El profesor Julio Álvarez, de la Facultad de Veterinaria de la Universidad Complutense de Madrid y miembro del Centro de Vigilancia Sanitaria Veterinaria (VISAVET), ha evaluado la situación a bordo del MV Hondius. Este crucero, que partió de Ushuaia, Argentina, el 1 de abril, ha reportado el fallecimiento de tres pasajeros a causa del hantavirus. El profesor Álvarez insta a la calma, destacando que el hantavirus es un patógeno conocido, a diferencia del SARS-CoV-2. El virus Andes, identificado por un laboratorio en colaboración con la Organización Mundial de la Salud (OMS) a partir de una muestra de PCR, es el único hantavirus del que se ha documentado la transmisión interhumana. Esta infección puede causar la fiebre hemorrágica con síndrome renal (FHSR) o el síndrome cardiopulmonar por hantavirus (SCPH), ambos caracterizados por fiebre, trombocitopenia y leucocitosis.
La hipótesis más verosímil, según Álvarez, es que la infección inicial ocurrió fuera del buque, probablemente por contacto con roedores o sus excrementos, un modo habitual de transmisión del hantavirus. La inhalación de aerosoles o polvo contaminado es una vía común. El itinerario del crucero por el Atlántico Sur, con escalas en zonas ecológicamente diversas, respalda esta teoría. Ante la presencia de casos sospechosos y de alto riesgo en Cabo Verde, se ha enfatizado la necesidad de contacto muy estrecho para la transmisión a bordo.
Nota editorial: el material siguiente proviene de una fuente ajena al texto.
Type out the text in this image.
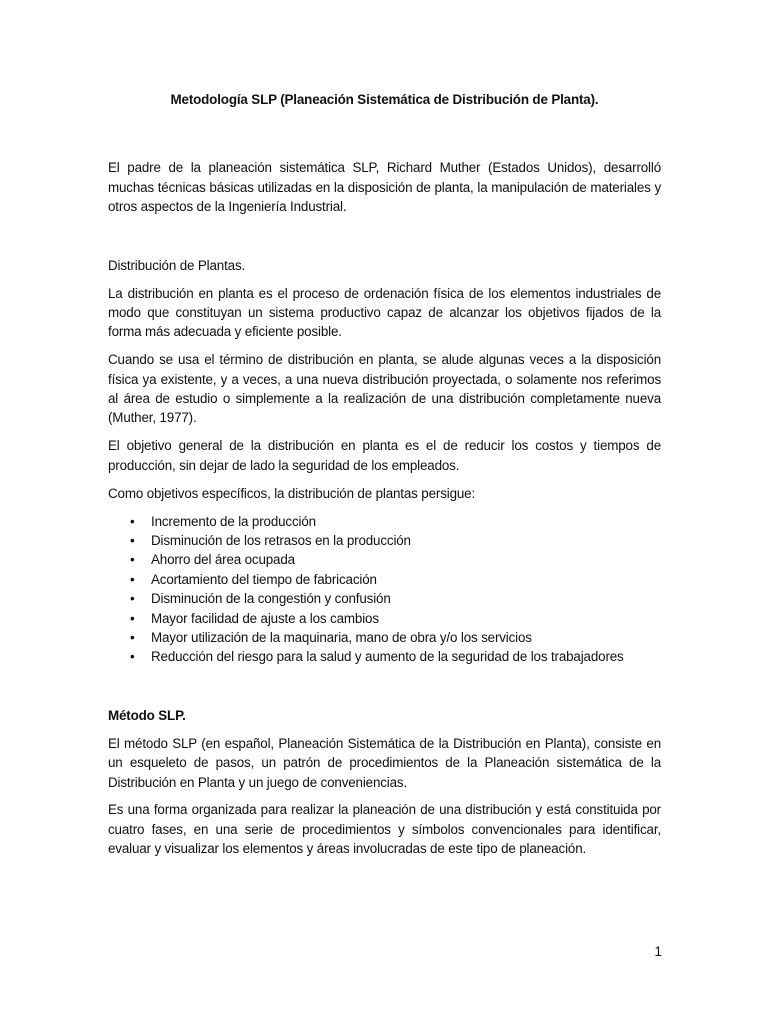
Metodología SLP (Planeación Sistemática de Distribución de Planta).

El padre de la planeación sistemática SLP, Richard Muther (Estados Unidos), desarrolló muchas técnicas básicas utilizadas en la disposición de planta, la manipulación de materiales y otros aspectos de la Ingeniería Industrial.

Distribución de Plantas.

La distribución en planta es el proceso de ordenación física de los elementos industriales de modo que constituyan un sistema productivo capaz de alcanzar los objetivos fijados de la forma más adecuada y eficiente posible.

Cuando se usa el término de distribución en planta, se alude algunas veces a la disposición física ya existente, y a veces, a una nueva distribución proyectada, o solamente nos referimos al área de estudio o simplemente a la realización de una distribución completamente nueva (Muther, 1977).

El objetivo general de la distribución en planta es el de reducir los costos y tiempos de producción, sin dejar de lado la seguridad de los empleados.

Como objetivos específicos, la distribución de plantas persigue:

• Incremento de la producción
• Disminución de los retrasos en la producción
• Ahorro del área ocupada
• Acortamiento del tiempo de fabricación
• Disminución de la congestión y confusión
• Mayor facilidad de ajuste a los cambios
• Mayor utilización de la maquinaria, mano de obra y/o los servicios
• Reducción del riesgo para la salud y aumento de la seguridad de los trabajadores
Método SLP.

El método SLP (en español, Planeación Sistemática de la Distribución en Planta), consiste en un esqueleto de pasos, un patrón de procedimientos de la Planeación sistemática de la Distribución en Planta y un juego de conveniencias.

Es una forma organizada para realizar la planeación de una distribución y está constituida por cuatro fases, en una serie de procedimientos y símbolos convencionales para identificar, evaluar y visualizar los elementos y áreas involucradas de este tipo de planeación.

1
La ministra de Sanidad española, Mónica García, ha informado que los pasajeros serán repatriados, y los 14 ciudadanos españoles asintomáticos serán trasladados al Hospital Central de la Defensa Gómez Ulla en Madrid. La Sociedad Española de Medicina Intensiva, Crítica y Unidades Coronarias ha señalado que no son necesarias medidas de aislamiento extremas en las Unidades de Cuidados Intensivos, sino precauciones estándar, debido a la baja probabilidad de transmisión persona a persona.
Este incidente subraya la importancia de la vigilancia epidemiológica y las precauciones sanitarias en entornos cerrados y de alta afluencia, especialmente en viajes internacionales. Aunque el hantavirus no es tan contagioso como otros virus respiratorios, las condiciones específicas de un crucero pueden amplificar el riesgo. Es fundamental que tanto las autoridades sanitarias como los viajeros estén informados sobre los modos de transmisión y las medidas preventivas, especialmente al visitar regiones donde estos patógenos son endémicos. La experiencia del COVID-19 nos ha enseñado la relevancia de actuar con celeridad y conocimiento, y la respuesta ante este brote de hantavirus refleja una aplicación de esas lecciones, priorizando la seguridad y la salud pública sin generar alarmismo innecesario.